En aquella extraña noche estival, hacía poco que acababa de cumplir los diecisiete años, lo recuerdo perfectamente. Como todos los veranos, pasaba largas semanas en la casa de los abuelos, apartada en mitad del campo, a unos cuantos kilómetros del pueblo más cercano. Y cada año que pasaba, estas semanas se me hacían más y más largas, aburriéndome en aquellas lentas soledades, ahondando cada vez más en las intensas, alucinadas preocupaciones propias de mi edad. Estaba allí, más por complacer a mis abuelos, y dejar libres a mis padres una vez al año, que por mi propia voluntad. Cada año era más consciente que el anterior. Y estaba allí, sí, pero en el fondo mi mente volaba lejos. U hondo, no sabría bien decir.

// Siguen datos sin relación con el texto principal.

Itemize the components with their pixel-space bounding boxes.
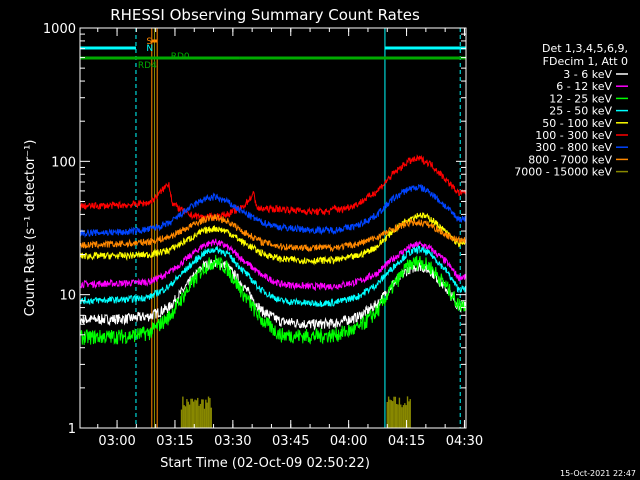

Caminaba por las sábanas de la madrugada entre la vigilia y el sueño cuando comencé a sentir aquello. Sentir es la palabra. Y lo que sentí es que la realidad mutaba a mi alrededor, que era absolutamente ajena a mi experiencia, y puede que a la de cualquier otra persona sobre la Tierra.
Sentí la gravedad de la luna, y cómo ésta, lenta, milimétricamente, iba aproximándose a mí, cada vez más grande, más luminosa, más amplia… cómo una gigantesca calavera cósmica de cuencas abismales.

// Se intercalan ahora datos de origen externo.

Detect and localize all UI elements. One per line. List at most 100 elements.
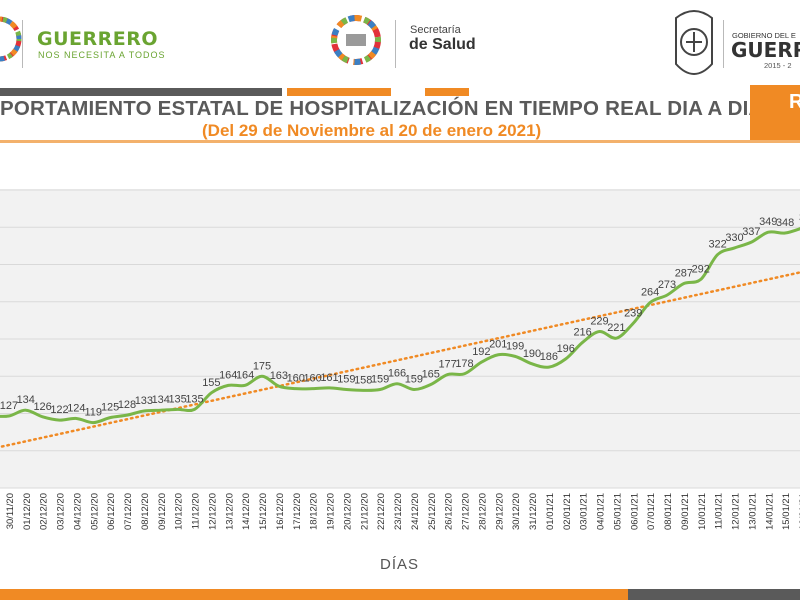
- data-label: 159: [337, 373, 355, 385]
- trend-line-path: [0, 271, 800, 449]
- data-label: 163: [270, 370, 288, 382]
- x-tick-label: 07/12/20: [123, 493, 134, 530]
- header-divider: [723, 20, 724, 68]
- x-tick-label: 15/12/20: [258, 493, 269, 530]
- page-title: PORTAMIENTO ESTATAL DE HOSPITALIZACIÓN E…: [0, 97, 764, 120]
- x-tick-label: 16/12/20: [275, 493, 286, 530]
- data-label: 175: [253, 360, 271, 372]
- x-tick-label: 27/12/20: [461, 493, 472, 530]
- x-tick-label: 14/01/21: [764, 493, 775, 530]
- x-tick-label: 25/12/20: [427, 493, 438, 530]
- x-tick-label: 04/12/20: [72, 493, 83, 530]
- header-divider: [395, 20, 396, 68]
- data-label: 201: [489, 339, 507, 351]
- data-label: 239: [624, 307, 642, 319]
- data-label: 135: [185, 393, 203, 405]
- side-box: [750, 85, 800, 141]
- x-tick-label: 29/12/20: [494, 493, 505, 530]
- x-tick-label: 09/01/21: [680, 493, 691, 530]
- x-tick-label: 07/01/21: [646, 493, 657, 530]
- x-tick-label: 20/12/20: [342, 493, 353, 530]
- x-tick-label: 23/12/20: [393, 493, 404, 530]
- x-tick-label: 31/12/20: [528, 493, 539, 530]
- footer-band-grey: [628, 589, 800, 600]
- x-tick-label: 28/12/20: [477, 493, 488, 530]
- data-label: 126: [33, 401, 51, 413]
- x-tick-label: 02/01/21: [562, 493, 573, 530]
- data-label: 216: [573, 326, 591, 338]
- title-underline: [0, 140, 800, 143]
- data-label: 127: [0, 400, 18, 412]
- data-label: 155: [202, 377, 220, 389]
- x-tick-label: 01/01/21: [545, 493, 556, 530]
- data-label: 122: [50, 404, 68, 416]
- data-label: 160: [287, 373, 305, 385]
- data-label: 229: [590, 316, 608, 328]
- secretaria-label: Secretaría: [410, 24, 461, 36]
- side-box-label: R: [789, 91, 800, 113]
- gobierno-years: 2015 - 2: [764, 61, 792, 70]
- data-label: 287: [675, 268, 693, 280]
- x-tick-label: 03/12/20: [56, 493, 67, 530]
- x-tick-label: 06/12/20: [106, 493, 117, 530]
- series-line: [0, 227, 800, 425]
- data-label: 292: [692, 263, 710, 275]
- x-tick-label: 10/01/21: [697, 493, 708, 530]
- color-band-orange: [287, 88, 391, 96]
- data-label: 221: [607, 322, 625, 334]
- x-tick-label: 16/01/21: [798, 493, 800, 530]
- data-label: 164: [236, 369, 254, 381]
- data-label: 124: [67, 402, 85, 414]
- x-tick-label: 12/01/21: [731, 493, 742, 530]
- x-tick-label: 30/11/20: [5, 493, 16, 529]
- gobierno-name: GUERR: [731, 38, 800, 62]
- title-bar: [0, 96, 748, 140]
- x-tick-label: 08/12/20: [140, 493, 151, 530]
- x-tick-label: 04/01/21: [596, 493, 607, 530]
- data-label: 134: [17, 394, 35, 406]
- x-axis-title: DÍAS: [380, 556, 420, 573]
- x-tick-label: 22/12/20: [376, 493, 387, 530]
- trend-line: [0, 271, 800, 449]
- state-seal-icon: [675, 10, 713, 75]
- color-band-orange-short: [425, 88, 469, 96]
- x-tick-label: 26/12/20: [444, 493, 455, 530]
- data-label: 135: [168, 393, 186, 405]
- guerrero-brand: GUERRERO: [37, 28, 159, 50]
- x-tick-label: 19/12/20: [326, 493, 337, 530]
- x-tick-label: 10/12/20: [174, 493, 185, 530]
- data-label: 134: [152, 394, 170, 406]
- x-tick-label: 13/01/21: [747, 493, 758, 530]
- x-tick-label: 15/01/21: [781, 493, 792, 530]
- chart-series: [0, 227, 800, 425]
- data-label: 190: [523, 348, 541, 360]
- gobierno-label: GOBIERNO DEL E: [732, 31, 796, 40]
- x-tick-label: 13/12/20: [224, 493, 235, 530]
- salud-label: de Salud: [409, 36, 476, 53]
- header: GUERRERO NOS NECESITA A TODOS Secretaría…: [0, 0, 800, 88]
- data-labels: 1271341261221241191251281331341351351551…: [0, 212, 800, 419]
- data-label: 166: [388, 368, 406, 380]
- x-tick-label: 05/12/20: [89, 493, 100, 530]
- x-tick-label: 17/12/20: [292, 493, 303, 530]
- data-label: 158: [354, 374, 372, 386]
- data-label: 330: [725, 232, 743, 244]
- x-tick-label: 12/12/20: [207, 493, 218, 530]
- x-tick-label: 18/12/20: [309, 493, 320, 530]
- data-label: 322: [708, 239, 726, 251]
- x-tick-label: 01/12/20: [22, 493, 33, 530]
- guerrero-tagline: NOS NECESITA A TODOS: [38, 50, 166, 60]
- x-tick-label: 06/01/21: [629, 493, 640, 530]
- salud-logo-icon: [331, 15, 381, 65]
- x-tick-label: 09/12/20: [157, 493, 168, 530]
- data-label: 164: [219, 369, 237, 381]
- data-label: 128: [118, 399, 136, 411]
- x-tick-label: 21/12/20: [359, 493, 370, 530]
- data-label: 161: [320, 372, 338, 384]
- x-tick-labels: 29/11/2030/11/2001/12/2002/12/2003/12/20…: [5, 493, 800, 530]
- data-label: 273: [658, 279, 676, 291]
- x-tick-label: 02/12/20: [39, 493, 50, 530]
- data-label: 348: [776, 217, 794, 229]
- guerrero-logo-icon: [0, 16, 22, 62]
- data-label: 160: [303, 373, 321, 385]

Todo iba ocurriendo en un silencio anómalo, como si la madrugada misma no pudiese creer lo que estaba ocurriendo. Yo observaba alucinado como lo imposible se desarrollaba ante mis ojos, creciendo, acercándose hasta entrar en la atmósfera. Era como si estuviésemos cayendo por un pozo astral o la luna hubiese revelado su naturaleza orgánica de coloso durmiente. Cada vez más y más cerca…
Vi los cráteres, de todos los diámetros, los cenicientos relieves, grisáceos y blancos, la seca y castigada faz ocultando la negritud del firmamento con su mortecina luz reflejada. Mi perpleja cordura comenzó a danzar…

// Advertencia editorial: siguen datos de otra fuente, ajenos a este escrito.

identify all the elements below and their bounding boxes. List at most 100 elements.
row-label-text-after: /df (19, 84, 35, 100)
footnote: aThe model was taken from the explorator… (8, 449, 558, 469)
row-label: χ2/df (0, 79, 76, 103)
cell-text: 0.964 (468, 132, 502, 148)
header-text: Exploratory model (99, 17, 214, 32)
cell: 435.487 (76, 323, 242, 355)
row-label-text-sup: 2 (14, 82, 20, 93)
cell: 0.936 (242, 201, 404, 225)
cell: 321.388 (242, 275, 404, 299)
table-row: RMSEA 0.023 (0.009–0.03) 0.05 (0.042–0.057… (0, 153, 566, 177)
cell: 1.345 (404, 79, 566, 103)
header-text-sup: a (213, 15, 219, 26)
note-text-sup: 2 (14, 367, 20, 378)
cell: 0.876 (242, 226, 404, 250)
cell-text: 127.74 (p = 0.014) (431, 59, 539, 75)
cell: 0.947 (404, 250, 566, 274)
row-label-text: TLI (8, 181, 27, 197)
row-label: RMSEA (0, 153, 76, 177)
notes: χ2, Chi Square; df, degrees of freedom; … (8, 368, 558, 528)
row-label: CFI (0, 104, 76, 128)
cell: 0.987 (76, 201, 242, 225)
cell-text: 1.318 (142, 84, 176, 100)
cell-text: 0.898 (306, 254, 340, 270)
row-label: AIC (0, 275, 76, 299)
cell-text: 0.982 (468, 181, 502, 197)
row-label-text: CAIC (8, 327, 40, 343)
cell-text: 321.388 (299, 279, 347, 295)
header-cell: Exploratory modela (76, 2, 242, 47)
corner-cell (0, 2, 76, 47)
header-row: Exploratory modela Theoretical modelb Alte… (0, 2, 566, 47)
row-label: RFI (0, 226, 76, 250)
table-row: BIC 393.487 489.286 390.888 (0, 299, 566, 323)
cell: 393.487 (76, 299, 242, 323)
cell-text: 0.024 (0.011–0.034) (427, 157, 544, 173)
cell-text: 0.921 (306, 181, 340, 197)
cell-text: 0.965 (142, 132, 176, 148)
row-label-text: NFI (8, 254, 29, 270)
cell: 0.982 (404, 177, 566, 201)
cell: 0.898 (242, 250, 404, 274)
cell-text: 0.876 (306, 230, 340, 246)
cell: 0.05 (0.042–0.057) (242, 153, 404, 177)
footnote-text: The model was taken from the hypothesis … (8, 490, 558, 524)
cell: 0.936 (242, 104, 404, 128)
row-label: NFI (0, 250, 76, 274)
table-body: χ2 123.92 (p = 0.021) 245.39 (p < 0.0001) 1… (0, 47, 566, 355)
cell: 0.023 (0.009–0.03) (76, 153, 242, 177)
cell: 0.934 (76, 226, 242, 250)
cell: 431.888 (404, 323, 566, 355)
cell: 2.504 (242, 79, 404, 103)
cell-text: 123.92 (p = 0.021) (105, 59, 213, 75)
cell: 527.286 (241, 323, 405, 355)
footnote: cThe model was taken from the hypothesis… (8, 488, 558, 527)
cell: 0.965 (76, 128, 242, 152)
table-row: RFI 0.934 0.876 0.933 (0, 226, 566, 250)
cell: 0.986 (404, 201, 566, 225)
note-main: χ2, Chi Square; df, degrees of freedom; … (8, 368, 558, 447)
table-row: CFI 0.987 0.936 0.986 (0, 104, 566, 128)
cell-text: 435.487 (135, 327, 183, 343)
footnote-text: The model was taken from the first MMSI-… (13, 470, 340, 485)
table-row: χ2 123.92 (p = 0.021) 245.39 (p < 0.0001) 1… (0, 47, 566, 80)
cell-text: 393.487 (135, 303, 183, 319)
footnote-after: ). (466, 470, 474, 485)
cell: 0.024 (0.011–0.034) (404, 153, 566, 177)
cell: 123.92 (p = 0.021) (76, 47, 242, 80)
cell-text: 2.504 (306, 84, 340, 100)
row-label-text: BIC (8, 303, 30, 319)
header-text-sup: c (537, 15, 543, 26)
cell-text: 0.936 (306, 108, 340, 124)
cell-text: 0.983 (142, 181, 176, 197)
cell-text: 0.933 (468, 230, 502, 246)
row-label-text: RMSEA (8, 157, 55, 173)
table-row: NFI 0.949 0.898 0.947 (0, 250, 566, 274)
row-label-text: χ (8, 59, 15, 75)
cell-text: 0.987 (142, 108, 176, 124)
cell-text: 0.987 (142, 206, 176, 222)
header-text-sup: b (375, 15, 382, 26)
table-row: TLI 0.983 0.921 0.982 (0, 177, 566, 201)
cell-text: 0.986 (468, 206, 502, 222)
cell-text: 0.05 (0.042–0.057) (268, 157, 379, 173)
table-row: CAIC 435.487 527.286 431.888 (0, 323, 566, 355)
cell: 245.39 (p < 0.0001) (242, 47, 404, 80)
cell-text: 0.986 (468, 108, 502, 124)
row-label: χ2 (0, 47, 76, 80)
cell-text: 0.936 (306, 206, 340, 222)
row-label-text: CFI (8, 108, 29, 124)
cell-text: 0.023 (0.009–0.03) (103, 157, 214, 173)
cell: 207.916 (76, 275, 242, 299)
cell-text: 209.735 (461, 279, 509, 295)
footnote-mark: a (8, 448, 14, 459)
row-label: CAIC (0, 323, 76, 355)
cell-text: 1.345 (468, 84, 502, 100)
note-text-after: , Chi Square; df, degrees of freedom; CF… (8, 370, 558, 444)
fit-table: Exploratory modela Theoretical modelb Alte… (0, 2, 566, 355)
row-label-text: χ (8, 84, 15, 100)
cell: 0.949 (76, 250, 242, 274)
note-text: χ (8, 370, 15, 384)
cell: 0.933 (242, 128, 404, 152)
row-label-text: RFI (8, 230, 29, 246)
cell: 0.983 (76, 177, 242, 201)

…cuando vi que las polvorientas llanuras comenzaban a removerse, y cómo pequeños torbellinos aparecían aquí y allá, horadando la palidez, abriéndose ante lo que los producía. Emergieron esqueletos con sus espectrales caras y brazos vueltos hacia el cielo, en mi dirección, como en silente plegaria, despertando de un letargo de eones. Eran cientos, miles, tal vez millones… un océano óseo de cuencas negras que seguía acercándose, animados por su voluntad de unirme a ellos, buscando un abrazo familiar a través del tiempo, del espacio.
Y entonces sentí cómo la gravedad de aquella unívoca fuerza de voluntad comenzaba a separarme los huesos de la carne. No sentí dolor, sino liberación, como si toda esa bolsa de músculos, sangre y fluidos de mi cuerpo no fuese más que un molesto lastre, un tejido parásito, que me había mantenido sujeto a la Tierra hasta ese preciso momento. Sentí que me despegaba, que flotaba, y que pronto me uniría a mis hermanos muertos en las profundidades del océano de polvo lunar.
Supe entonces lo que siempre había intuido. Que la luna es el cementerio de los solitarios, de los raros, de los que pasan las noches en vela observando los astros sin saber por qué, de los que no encajan, de las personas sensibles que ven a través de lo material, de los soñadores que no pudieron conformarse al despertar, de todos aquellos que sufrieron sin tregua mientras respiraban, de los desintegrados por el dolor, de los aislados por su propia mente, enfermos de soledad… y que la Tierra era el infierno reservado para el resto de seres de polaridad contraria, para los hambrientos de lucha, de las dádivas de la carne y la sangre humanas.
Flote en el abandono y me hundí en la paz eterna.